A poco a poco, il modello culturale dominante della genitorialità negli Stati Uniti si è diffuso in tutto il mondo, esercitando ulteriore pressione su padri e madri. La genitorialità intensiva consiste nell’essere costantemente attenti ai bambini, anticipando i loro bisogni e desideri, programmando molteplici attività extrascolastiche che consentono loro di svilupparsi cognitivamente.
Questo tipo di genitorialità non solo richiede una notevole quantità di tempo ed energia, ma privilegia anche la quantità rispetto alla qualità. Di conseguenza, questi genitori finiscono intrappolati in una spirale di allenamenti di calcio, lezioni di danza classica, lezioni di piano, club di scacchi… E lo fanno solo perché altri genitori stanno facendo la stessa cosa e non vogliono che i loro figli partano in “svantaggio” nella vita.
In fondo, il concetto di genitorialità intensiva è più simile a una competizione che a un’educazione basata sull’amore e sul buon senso.
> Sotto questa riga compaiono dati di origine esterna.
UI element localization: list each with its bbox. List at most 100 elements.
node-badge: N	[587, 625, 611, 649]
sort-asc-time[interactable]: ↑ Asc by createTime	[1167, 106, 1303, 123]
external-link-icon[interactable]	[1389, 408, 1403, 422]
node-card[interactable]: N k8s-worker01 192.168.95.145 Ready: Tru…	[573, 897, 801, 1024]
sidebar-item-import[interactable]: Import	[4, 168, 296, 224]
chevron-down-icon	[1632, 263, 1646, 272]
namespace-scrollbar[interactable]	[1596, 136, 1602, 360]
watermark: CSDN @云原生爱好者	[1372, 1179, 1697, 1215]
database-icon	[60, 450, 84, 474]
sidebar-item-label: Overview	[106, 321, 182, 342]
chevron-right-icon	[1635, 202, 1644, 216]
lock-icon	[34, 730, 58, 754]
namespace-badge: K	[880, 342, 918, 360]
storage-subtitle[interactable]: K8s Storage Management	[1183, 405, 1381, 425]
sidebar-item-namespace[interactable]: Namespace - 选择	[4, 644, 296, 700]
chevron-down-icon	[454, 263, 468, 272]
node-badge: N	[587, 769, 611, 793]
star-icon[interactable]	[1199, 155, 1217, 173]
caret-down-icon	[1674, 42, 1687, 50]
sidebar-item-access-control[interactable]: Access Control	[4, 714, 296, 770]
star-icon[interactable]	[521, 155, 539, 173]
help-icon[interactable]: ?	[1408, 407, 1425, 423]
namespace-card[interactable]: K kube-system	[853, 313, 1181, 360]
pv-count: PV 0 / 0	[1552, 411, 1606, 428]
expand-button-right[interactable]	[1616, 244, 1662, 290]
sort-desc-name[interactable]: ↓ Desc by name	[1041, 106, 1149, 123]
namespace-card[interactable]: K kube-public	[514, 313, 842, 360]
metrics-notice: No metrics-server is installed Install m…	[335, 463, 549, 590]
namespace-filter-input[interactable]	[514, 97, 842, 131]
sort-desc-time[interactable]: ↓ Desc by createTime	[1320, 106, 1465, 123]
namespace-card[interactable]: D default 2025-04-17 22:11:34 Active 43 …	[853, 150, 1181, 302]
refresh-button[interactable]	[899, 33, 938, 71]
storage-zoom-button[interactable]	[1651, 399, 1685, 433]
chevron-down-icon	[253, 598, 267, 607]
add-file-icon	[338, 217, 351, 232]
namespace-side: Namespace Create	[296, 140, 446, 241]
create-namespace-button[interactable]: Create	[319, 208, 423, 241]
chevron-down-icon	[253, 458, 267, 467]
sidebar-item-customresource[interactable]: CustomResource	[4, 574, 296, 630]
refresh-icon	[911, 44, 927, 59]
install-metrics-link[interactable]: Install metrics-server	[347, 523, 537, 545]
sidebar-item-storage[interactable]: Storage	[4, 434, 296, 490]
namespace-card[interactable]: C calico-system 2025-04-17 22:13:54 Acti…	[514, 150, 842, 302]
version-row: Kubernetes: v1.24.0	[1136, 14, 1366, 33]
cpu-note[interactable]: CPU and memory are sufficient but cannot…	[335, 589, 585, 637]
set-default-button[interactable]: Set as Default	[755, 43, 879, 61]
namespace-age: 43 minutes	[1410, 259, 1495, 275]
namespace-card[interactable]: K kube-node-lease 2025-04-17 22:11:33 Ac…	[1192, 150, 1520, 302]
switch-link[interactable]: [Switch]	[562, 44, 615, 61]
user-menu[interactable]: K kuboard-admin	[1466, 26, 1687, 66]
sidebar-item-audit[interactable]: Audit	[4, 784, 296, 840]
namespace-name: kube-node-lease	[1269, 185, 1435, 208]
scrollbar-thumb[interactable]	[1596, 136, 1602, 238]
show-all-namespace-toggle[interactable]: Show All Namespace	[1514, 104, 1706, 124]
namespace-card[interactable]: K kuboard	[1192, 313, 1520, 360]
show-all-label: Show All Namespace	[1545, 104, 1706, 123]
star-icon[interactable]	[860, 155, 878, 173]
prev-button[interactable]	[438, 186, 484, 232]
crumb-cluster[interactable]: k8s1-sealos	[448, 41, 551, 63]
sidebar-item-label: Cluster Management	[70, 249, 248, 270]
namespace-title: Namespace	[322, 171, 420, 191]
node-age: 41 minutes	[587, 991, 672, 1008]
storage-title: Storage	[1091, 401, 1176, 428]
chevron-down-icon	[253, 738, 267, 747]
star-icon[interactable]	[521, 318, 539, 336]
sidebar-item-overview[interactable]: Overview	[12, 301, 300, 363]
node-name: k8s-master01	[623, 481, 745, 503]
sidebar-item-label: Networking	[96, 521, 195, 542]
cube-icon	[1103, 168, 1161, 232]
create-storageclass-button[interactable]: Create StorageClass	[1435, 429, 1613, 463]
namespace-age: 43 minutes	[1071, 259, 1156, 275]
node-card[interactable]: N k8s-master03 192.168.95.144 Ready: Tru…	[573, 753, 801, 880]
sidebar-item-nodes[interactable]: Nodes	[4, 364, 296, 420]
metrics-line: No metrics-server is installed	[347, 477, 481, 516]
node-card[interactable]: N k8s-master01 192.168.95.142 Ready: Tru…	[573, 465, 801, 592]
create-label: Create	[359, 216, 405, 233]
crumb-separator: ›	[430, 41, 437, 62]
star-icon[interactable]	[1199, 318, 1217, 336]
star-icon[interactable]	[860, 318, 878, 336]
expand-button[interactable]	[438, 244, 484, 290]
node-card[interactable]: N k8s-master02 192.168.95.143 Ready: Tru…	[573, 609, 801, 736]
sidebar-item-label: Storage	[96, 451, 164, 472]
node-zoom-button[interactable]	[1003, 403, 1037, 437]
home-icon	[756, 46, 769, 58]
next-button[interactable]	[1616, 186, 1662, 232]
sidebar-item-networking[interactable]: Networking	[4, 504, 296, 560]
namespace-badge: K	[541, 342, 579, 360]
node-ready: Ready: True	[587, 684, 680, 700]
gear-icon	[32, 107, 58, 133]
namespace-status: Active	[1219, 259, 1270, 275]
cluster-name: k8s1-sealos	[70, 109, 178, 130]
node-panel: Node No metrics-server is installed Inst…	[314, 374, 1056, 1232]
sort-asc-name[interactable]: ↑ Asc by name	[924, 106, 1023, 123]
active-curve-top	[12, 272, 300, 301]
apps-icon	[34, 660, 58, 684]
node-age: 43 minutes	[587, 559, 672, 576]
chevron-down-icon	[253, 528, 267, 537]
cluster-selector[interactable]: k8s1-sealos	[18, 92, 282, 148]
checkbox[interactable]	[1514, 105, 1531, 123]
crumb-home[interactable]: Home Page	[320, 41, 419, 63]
Per questo motivo, se vuoi davvero divertirti con tuo figlio, forse è meglio imparare a fluire un po’.
Dobbiamo trovare il punto medio nella moderazione in cui, ovviamente, dobbiamo prenderci cura, proteggere e offrire opportunità ai nostri figli, ma senza perseguire ideali irraggiungibili che non fanno bene a nessuno, né ai bambini né ai loro genitori. La genitorialità intensiva non garantisce il successo dei figli, tanto meno la felicità dei genitori.
Fonti:
Schiffrin, H. H. et. Al. (2012) Insight into the Parenthood Paradox: Mental Health Outcomes of Intensive Mothering. Journal of Child and Family Studies; 22(5): 614–620.
Harkness, S. et. Al. (2009) Parental ethnotheories of children’s learning. In: Developmental-Behavioral Pediatrics (Fourth Edition), Elsevier.